Afino un poco más y poniendo cara como de esforzarme, escucho incluso el vuelo rasante de unas moscas sobre el frutero, donde dejé dos plátanos. 

Es tan grande la ausencia de los ruidos habituales de la casa que comienzo a inquietarme por si algo ha pasado ahí afuera. No pasan coches, no se oyen voces, el grifo ya no gotea, el perro no ladra. De repente mis oídos se llenan con el estruendo de una cremallera abriéndose lentamente. No adivinaría si es un pantalón o una chaqueta. O una maleta. Parece como si tuviera unos auriculares con un sonido envolvente que multiplica los decibelios y pasea de un oído a otro todo cuanto se escucha dentro de mi cabeza. 

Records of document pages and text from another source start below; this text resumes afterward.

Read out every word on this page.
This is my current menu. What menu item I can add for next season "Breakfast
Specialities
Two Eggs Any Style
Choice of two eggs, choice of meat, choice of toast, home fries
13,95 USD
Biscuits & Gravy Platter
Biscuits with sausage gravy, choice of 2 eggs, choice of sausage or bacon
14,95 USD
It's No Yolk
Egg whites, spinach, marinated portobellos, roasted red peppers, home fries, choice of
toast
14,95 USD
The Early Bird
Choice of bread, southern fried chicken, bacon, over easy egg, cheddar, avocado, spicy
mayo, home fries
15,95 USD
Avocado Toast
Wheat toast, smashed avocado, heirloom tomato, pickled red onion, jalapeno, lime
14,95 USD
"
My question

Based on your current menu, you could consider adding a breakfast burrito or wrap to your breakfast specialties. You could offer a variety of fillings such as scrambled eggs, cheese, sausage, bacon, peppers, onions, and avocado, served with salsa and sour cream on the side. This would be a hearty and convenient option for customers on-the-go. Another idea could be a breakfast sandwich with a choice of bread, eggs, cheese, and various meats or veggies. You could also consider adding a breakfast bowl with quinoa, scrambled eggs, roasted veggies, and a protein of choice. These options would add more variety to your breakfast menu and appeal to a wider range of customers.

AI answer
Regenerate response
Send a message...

Empiezo a notar como si alguien me soplara la oreja izquierda. Es un susurro incomprensible. No se a quién pertenece esa voz tan familiar ni lo que me quiere decir hasta que abro el ojo y veo todo en un plano vertical. 

Mis ojos son los que están en plano vertical. Estoy en el suelo. Mi cabeza descansa sobre una toalla que noto húmeda. 

Yo ya avisé que no me gustaban las agujas... pero había que donar. 

Siempre hay que donar, aunque en verano da fatiguita.